Julie Smith

Julie Smith

I have always had terrible vision. As a child, I wore glasses (and braces and corrective shoes — wildly popular, I was).

Years later, I saved up and got contacts. Talk about a whole new world! Who knew the leaves on our poplar trees were green on one side and silver on the other?

About 10 years ago, after decades with contacts, I went to the ophthalmologist with blurred vision.

What had happened was that I made Widdle get out of the shower to wrangle a large dead cockroach on the kitchen floor, which turned out to be two raisins stuck together. (I eat raisins by the fistful daily and, to Widdle’s dismay, drop them all over the house.)

Anyway, I figured it was just time for new contacts. Then the eye guy looked into my orb and let out a low whistle.

“Huh,” he said. “Well, you’re kinda young for this, but you have pretty advanced cataracts.”

(I have heard this all my life: “Well, you’re kinda young for this, but you have bad knees/kidney issues/crazy hormones.” One day, I fully expect to hear, “Ms. Smith, you’re kinda young for this, but you’re dead.”)

So, at age 52, I had cataract surgery, and it was a breeze — nothing to it. Three weeks later, after the second eye healed, I could squint and see a housefly on a door knocker 50 yards away. One minor complication: Things started going fuzzy again in a few months — some kind of benign haze, a common side effect. I sat down in his office for about five minutes, and he zapped both eyes with some laser beam. That was that.

I haven’t seen him since. As in, I don’t need to; my vision is pretty darn perfect.

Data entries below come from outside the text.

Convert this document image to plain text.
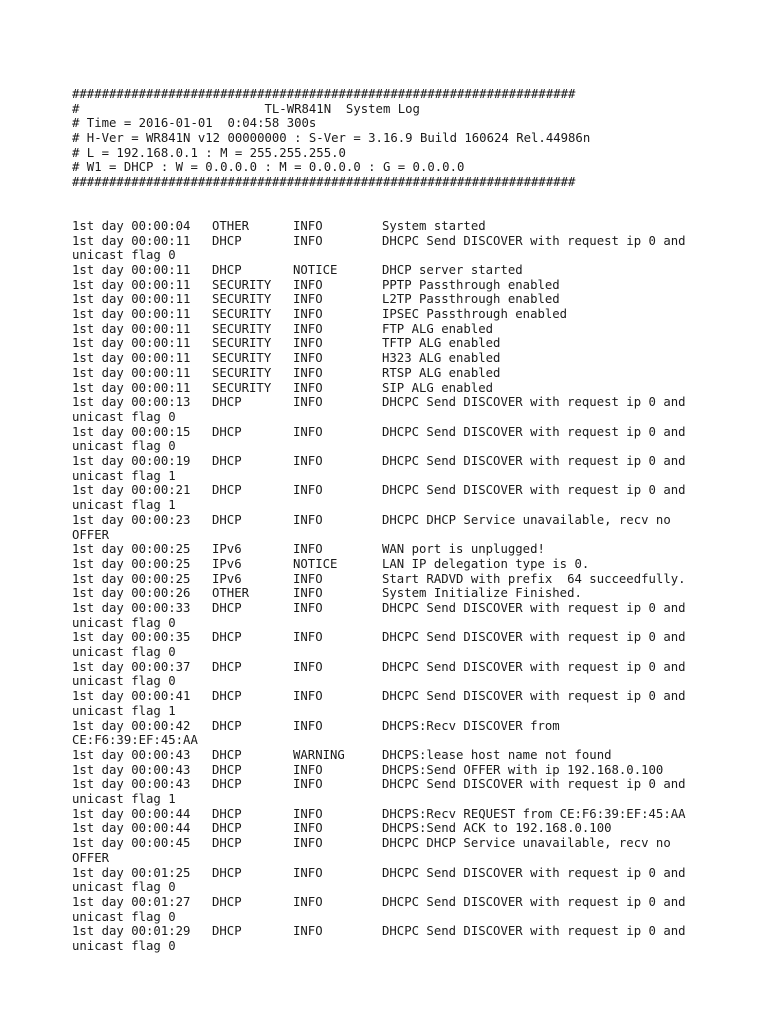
####################################################################
#                         TL-WR841N  System Log
# Time = 2016-01-01  0:04:58 300s
# H-Ver = WR841N v12 00000000 : S-Ver = 3.16.9 Build 160624 Rel.44986n
# L = 192.168.0.1 : M = 255.255.255.0
# W1 = DHCP : W = 0.0.0.0 : M = 0.0.0.0 : G = 0.0.0.0
####################################################################
1st day 00:00:04	OTHER	INFO	System started
1st day 00:00:11	DHCP	INFO	DHCPC Send DISCOVER with request ip 0 and
unicast flag 0
1st day 00:00:11	DHCP	NOTICE	DHCP server started
1st day 00:00:11	SECURITY	INFO	PPTP Passthrough enabled
1st day 00:00:11	SECURITY	INFO	L2TP Passthrough enabled
1st day 00:00:11	SECURITY	INFO	IPSEC Passthrough enabled
1st day 00:00:11	SECURITY	INFO	FTP ALG enabled
1st day 00:00:11	SECURITY	INFO	TFTP ALG enabled
1st day 00:00:11	SECURITY	INFO	H323 ALG enabled
1st day 00:00:11	SECURITY	INFO	RTSP ALG enabled
1st day 00:00:11	SECURITY	INFO	SIP ALG enabled
1st day 00:00:13	DHCP	INFO	DHCPC Send DISCOVER with request ip 0 and
unicast flag 0
1st day 00:00:15	DHCP	INFO	DHCPC Send DISCOVER with request ip 0 and
unicast flag 0
1st day 00:00:19	DHCP	INFO	DHCPC Send DISCOVER with request ip 0 and
unicast flag 1
1st day 00:00:21	DHCP	INFO	DHCPC Send DISCOVER with request ip 0 and
unicast flag 1
1st day 00:00:23	DHCP	INFO	DHCPC DHCP Service unavailable, recv no
OFFER
1st day 00:00:25	IPv6	INFO	WAN port is unplugged!
1st day 00:00:25	IPv6	NOTICE	LAN IP delegation type is 0.
1st day 00:00:25	IPv6	INFO	Start RADVD with prefix  64 succeedfully.
1st day 00:00:26	OTHER	INFO	System Initialize Finished.
1st day 00:00:33	DHCP	INFO	DHCPC Send DISCOVER with request ip 0 and
unicast flag 0
1st day 00:00:35	DHCP	INFO	DHCPC Send DISCOVER with request ip 0 and
unicast flag 0
1st day 00:00:37	DHCP	INFO	DHCPC Send DISCOVER with request ip 0 and
unicast flag 0
1st day 00:00:41	DHCP	INFO	DHCPC Send DISCOVER with request ip 0 and
unicast flag 1
1st day 00:00:42	DHCP	INFO	DHCPS:Recv DISCOVER from
CE:F6:39:EF:45:AA
1st day 00:00:43	DHCP	WARNING	DHCPS:lease host name not found
1st day 00:00:43	DHCP	INFO	DHCPS:Send OFFER with ip 192.168.0.100
1st day 00:00:43	DHCP	INFO	DHCPC Send DISCOVER with request ip 0 and
unicast flag 1
1st day 00:00:44	DHCP	INFO	DHCPS:Recv REQUEST from CE:F6:39:EF:45:AA
1st day 00:00:44	DHCP	INFO	DHCPS:Send ACK to 192.168.0.100
1st day 00:00:45	DHCP	INFO	DHCPC DHCP Service unavailable, recv no
OFFER
1st day 00:01:25	DHCP	INFO	DHCPC Send DISCOVER with request ip 0 and
unicast flag 0
1st day 00:01:27	DHCP	INFO	DHCPC Send DISCOVER with request ip 0 and
unicast flag 0
1st day 00:01:29	DHCP	INFO	DHCPC Send DISCOVER with request ip 0 and
unicast flag 0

Still, after years of fumbling through life, I can relate to this kind-hearted lady in England who tried to rescue an orphan hedgehog.

Per The Daily Mail, the elderly woman found a tiny hedgehog on the roadside, carried it home and put it in a newspaper-lined box with water and cat food. She kept her distance, but the next morning, when it hadn’t eaten or even moved, she rushed it to the nearest wildlife vet.

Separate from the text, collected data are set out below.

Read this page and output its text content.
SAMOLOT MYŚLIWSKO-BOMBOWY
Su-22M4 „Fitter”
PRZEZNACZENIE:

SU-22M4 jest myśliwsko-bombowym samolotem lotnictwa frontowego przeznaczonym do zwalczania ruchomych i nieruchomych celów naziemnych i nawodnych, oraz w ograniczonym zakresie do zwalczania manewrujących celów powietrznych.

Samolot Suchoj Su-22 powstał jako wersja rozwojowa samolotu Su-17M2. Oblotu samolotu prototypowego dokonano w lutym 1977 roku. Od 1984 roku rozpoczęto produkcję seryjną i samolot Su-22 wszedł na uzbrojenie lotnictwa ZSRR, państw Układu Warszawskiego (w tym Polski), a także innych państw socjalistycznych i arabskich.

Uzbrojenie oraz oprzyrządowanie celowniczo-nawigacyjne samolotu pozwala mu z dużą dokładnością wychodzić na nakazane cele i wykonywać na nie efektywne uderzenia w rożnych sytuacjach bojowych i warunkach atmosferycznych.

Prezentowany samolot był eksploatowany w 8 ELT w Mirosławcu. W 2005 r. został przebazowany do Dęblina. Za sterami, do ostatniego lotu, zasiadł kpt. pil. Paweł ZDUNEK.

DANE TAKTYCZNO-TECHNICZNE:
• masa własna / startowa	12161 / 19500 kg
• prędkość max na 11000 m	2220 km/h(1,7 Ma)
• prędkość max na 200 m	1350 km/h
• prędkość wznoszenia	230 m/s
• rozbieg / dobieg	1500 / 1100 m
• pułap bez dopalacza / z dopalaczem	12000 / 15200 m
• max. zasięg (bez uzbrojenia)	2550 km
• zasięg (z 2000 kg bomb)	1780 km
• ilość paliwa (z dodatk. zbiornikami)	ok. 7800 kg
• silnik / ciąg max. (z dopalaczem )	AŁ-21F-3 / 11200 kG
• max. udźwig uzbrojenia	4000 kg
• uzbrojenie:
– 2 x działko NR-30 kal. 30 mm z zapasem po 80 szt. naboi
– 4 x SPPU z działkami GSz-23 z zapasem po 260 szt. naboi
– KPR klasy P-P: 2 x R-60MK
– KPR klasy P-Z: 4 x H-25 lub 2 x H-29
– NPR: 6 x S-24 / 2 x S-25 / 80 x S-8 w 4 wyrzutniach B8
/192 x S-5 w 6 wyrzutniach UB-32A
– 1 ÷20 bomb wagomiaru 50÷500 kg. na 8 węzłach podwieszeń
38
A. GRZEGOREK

“It was the first admission of the day. The lady came in with a box. She said she had found this baby hedgehog on the pavement; it was cold, and she picked it up,” wildlife hospital manager Janet Kotze recalled.

“I opened the box and thought: ‘It’s definitely not a hedgehog.’”

It was a furry, spiky pom-pom from atop a girl’s toboggan.

Kotze put the ball back in the box and gently informed the woman: “It’s actually a bobble of a bobble hat.’” (We say pom-pom, they say bobble, apparently.)

The animal lover was very embarrassed. “Are you joking?” she asked, which is exactly what I would have said, only with my North Carolina twang: “Ah yew jokin’?”

Hospital employees said the woman was very sweet, very concerned and very mortified. She took the box and scurried off.

“Bless her, her heart was in the right place,” Kotze said. “I don’t think she’ll make the same mistake again; I think she’ll check next time.”

What do you think? After this, if that lady wrecked her car on a hog in the road, she’d drive on, saying, “Nope, nope, won’t get fooled again.”

I see her hedgehog and raise her two raisins.